Вскоре в доме воцарилась тишина…
Некоторое время Серафим лежал, сонно поглядывая на заросшее бегониями окно, потом натянул одеяло на голову.
Он долго не мог заснуть, ворочался, вздыхал…
Серафим знал Дурова еще мрачным и легкоранимым ребенком. Как-то Дуров даже пытался покончить с собой после неудачного объяснения в любви. Ему было всего 9 лет. В 30 лет у него уже был театр и семь детей.
«У него все родственники были помешаны на театре…дед держал магазин игрушек и показывал театр теней… позволял он себе и другие вольности… бабушка – это почти мифической фигурой… она давно покинула сцену, но иногда все же выступала… говорила, что нет никакой реальности, все только игра… такая миниатюрная, веснущатая… в узком платье… лицо под вуалью… она была похожа на ведьму в обрамлении бородавок, а все еще видела себя молодой… тетя принесла себя в жертву сцене… ни дома, ни мужа, ни детей… оторвалась от действительности и застряла где-то между жизнью и смертью… дядя писал сценарии, такой умный, высокомерный и вечно чуточку пьяный… был влюблен в Сарру…»
На стене в паутине мутно-желтых теней и пятен рисовалось что-то, похожее на рисунок веток, цветов, птиц. Прояснилась фигурка Сарры в кружевной рубашке с разрезом. Она медленно приближалась. Во всех ее движениях виделась какая-то ленивая, обволакивающая красота.
Серафим закрыл глаза, почувствовав щекочущее прикосновение ее рыжих локонов, губ, уступчивых, податливых…
Теплота мягко охватила его, дыхание прервалось, потом стало глубоким и ровным…

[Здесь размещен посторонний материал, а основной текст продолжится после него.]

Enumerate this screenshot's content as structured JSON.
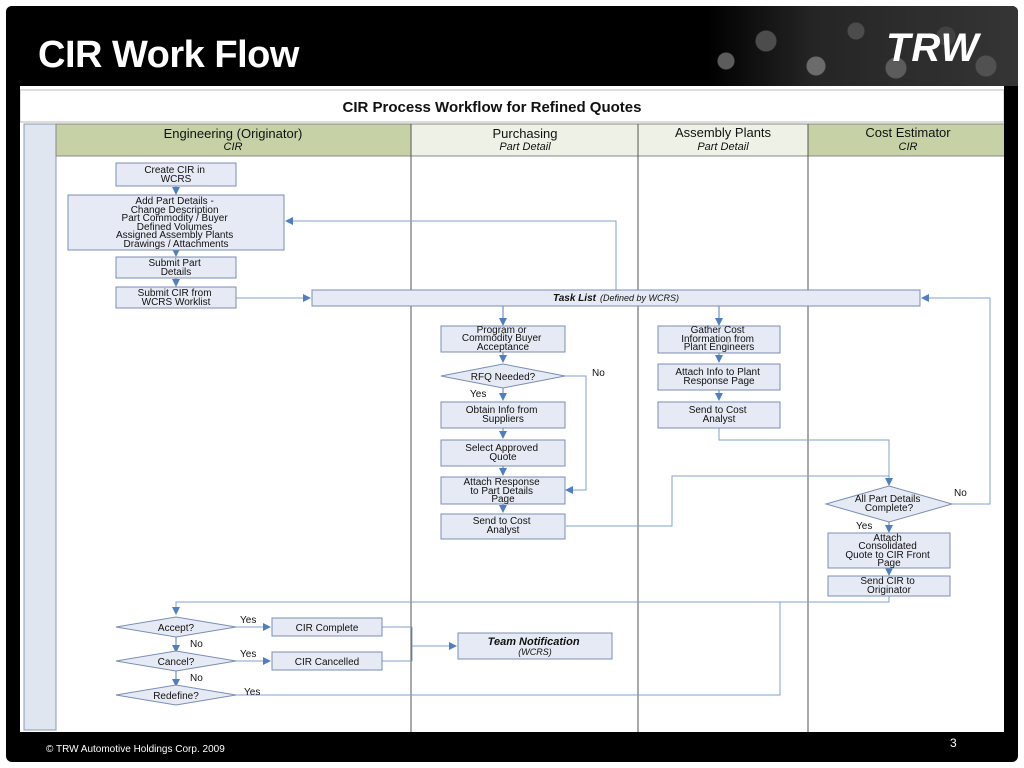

Стены исчезли. Его окружала пустота без перспективы, бездонная. Ее нельзя было описать и невозможно вспомнить. В недрах этой пустоты что-то происходило, какое-то действие. Он ждал. Действие разворачивалось в протяженность, в некую историю, в которую он не хотел ввязываться…
Посторонний звук где-то чуть позади слов, оборвал представление…
Серафим проснулся в узкой и длинной как коридор комнате с одним окном, выходившим на пустырь. Он лежал, прислушиваясь к тишине, которая продолжала что-то говорить, что-то смутное, извилистое, что он знал и с чем когда-то жил.
Он привстал. Он все еще был во власти какого-то заблуждения, от которого не мог освободиться. Все вокруг было смутно, сомнительно, тревожно.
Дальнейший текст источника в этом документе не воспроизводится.